I'll attest to that. I'm from Texas originally and don't natually admit to things being bigger elsewhere, but the first time I saw one of those Fox squirrels up here, or whatever they're called, I just about had a heart attack.


----------



## Shrek (May 1, 2002)

I killed my first squirrel and rabbit for eating when I was 7 with the Crosman pumpmaster 760 pump that I still have 44 years later, using lead pellets instead of BBs . 

Although the 760 is a smooth bore , the muzzle velocity of close to 1000 fps keeps it pretty accurate at a range of up to 50 feet or so using pellets.

The newer models arn't built as good as the ones built in the late 1960s and 70s as the cylinders cant be rebuilt but for under $70 they're a good disposable first rifle.

I also have a 70s era Benjamin .22 air rifle which Crosman now manufactures also and the newer ones are built lower quality as the pumpmaster 760 but the ones I have seen seem decent.

One of my friends think its odd that I rack my air rifles beside my firearms in my gun safe however I consider them as just two more of my hunting rifles because they are as useful at hunting small game as my Marlin .22 rifle is.

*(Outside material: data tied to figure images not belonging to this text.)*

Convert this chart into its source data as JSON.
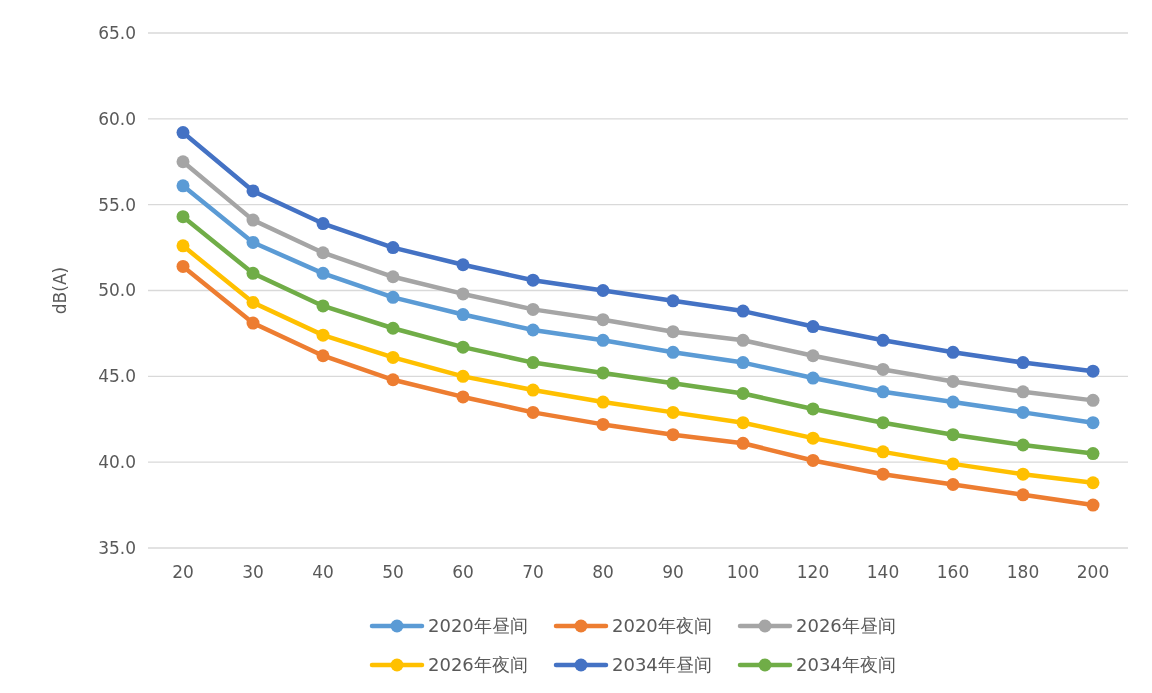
{
  "chart_data": {
    "type": "line",
    "ylabel": "dB(A)",
    "categories": [
      "20",
      "30",
      "40",
      "50",
      "60",
      "70",
      "80",
      "90",
      "100",
      "120",
      "140",
      "160",
      "180",
      "200"
    ],
    "ylim": [
      35,
      65
    ],
    "yticks": [
      {
        "value": 35,
        "label": "35.0"
      },
      {
        "value": 40,
        "label": "40.0"
      },
      {
        "value": 45,
        "label": "45.0"
      },
      {
        "value": 50,
        "label": "50.0"
      },
      {
        "value": 55,
        "label": "55.0"
      },
      {
        "value": 60,
        "label": "60.0"
      },
      {
        "value": 65,
        "label": "65.0"
      }
    ],
    "grid": "y",
    "legend": "bottom",
    "marker": "circle",
    "line_style": "solid",
    "series": [
      {
        "name": "2020年昼间",
        "color": "#5b9bd5",
        "values": [
          56.1,
          52.8,
          51.0,
          49.6,
          48.6,
          47.7,
          47.1,
          46.4,
          45.8,
          44.9,
          44.1,
          43.5,
          42.9,
          42.3
        ]
      },
      {
        "name": "2020年夜间",
        "color": "#ed7d31",
        "values": [
          51.4,
          48.1,
          46.2,
          44.8,
          43.8,
          42.9,
          42.2,
          41.6,
          41.1,
          40.1,
          39.3,
          38.7,
          38.1,
          37.5
        ]
      },
      {
        "name": "2026年昼间",
        "color": "#a5a5a5",
        "values": [
          57.5,
          54.1,
          52.2,
          50.8,
          49.8,
          48.9,
          48.3,
          47.6,
          47.1,
          46.2,
          45.4,
          44.7,
          44.1,
          43.6
        ]
      },
      {
        "name": "2026年夜间",
        "color": "#ffc000",
        "values": [
          52.6,
          49.3,
          47.4,
          46.1,
          45.0,
          44.2,
          43.5,
          42.9,
          42.3,
          41.4,
          40.6,
          39.9,
          39.3,
          38.8
        ]
      },
      {
        "name": "2034年昼间",
        "color": "#4472c4",
        "values": [
          59.2,
          55.8,
          53.9,
          52.5,
          51.5,
          50.6,
          50.0,
          49.4,
          48.8,
          47.9,
          47.1,
          46.4,
          45.8,
          45.3
        ]
      },
      {
        "name": "2034年夜间",
        "color": "#70ad47",
        "values": [
          54.3,
          51.0,
          49.1,
          47.8,
          46.7,
          45.8,
          45.2,
          44.6,
          44.0,
          43.1,
          42.3,
          41.6,
          41.0,
          40.5
        ]
      }
    ]
  }
}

BTW any air rifle that can handle enough cylinder pressure to achieve above 800 fps muzzle velocity produces a noticeable gunshot type crack that can be heard 1/4 mile or so off. My .22 Benjamin sounds almost as loud as my Marlin rim fire.


----------



## tinknal (May 21, 2004)

wyld thang said:


> YOU! of all people !:kiss:


I love you too much to let you talk smack!


----------



## lazyBum (Feb 27, 2012)

vicker said:


> The problem with the shorts is, if you get caught, you are using a firearm within city limits. An air rifle isn't a firearm. I actually live right on the city limit line. The backyard was out of city limits when I grew up here, and I'd shoot high powered rifles back there. But, now it is in city limits, and I don't want to spend the night in jail over a squirrel


In my town, even airsoft guns are considered firearms. I think they also have ordinances against slingshots.


----------



## sustainabilly (Jun 20, 2012)

lazyBum said:


> In my town, even airsoft guns are considered firearms. I think they also have ordinances against slingshots.


Not here. If the dog doesn't scare them, I could sit on the porch and see squirrel, deer, rabbits, & turkeys. One of the things I love about living in the country. You just reminded me, I have to get more surgical tubing for slingshots and a prep item. Thanks


----------



## Kiamichi Kid (Apr 9, 2009)

lazyBum said:


> In my town, even airsoft guns are considered firearms. I think they also have ordinances against slingshots.


I'd Never live in a place like that...


----------



## machinistmike (Oct 16, 2011)

I can't use any type of gun where I live now so a rat trap nailed to a tree is my way of de-squirreling my backyard. Also use a live trap baited with a chocolate chip muffin. When I catch one just bring him in the garage and put him to sleep out of sight of the neighbors. I used an RWS model 48 .22 cal pellet gun at my last house. Those squirrels weren't safe out to 80-90 yards with that pellet gun. That gun cost just as much as my deer rifle but it was accurate and powerful enough to ruin any critters day that found themselves playing in the garden. As a kid the crossman 2100 in my hands spelled bad news for anything I pointed it at.


----------



## lazyBum (Feb 27, 2012)

Kiamichi Kid said:


> I'd Never live in a place like that...


Im working on my escape plan.


----------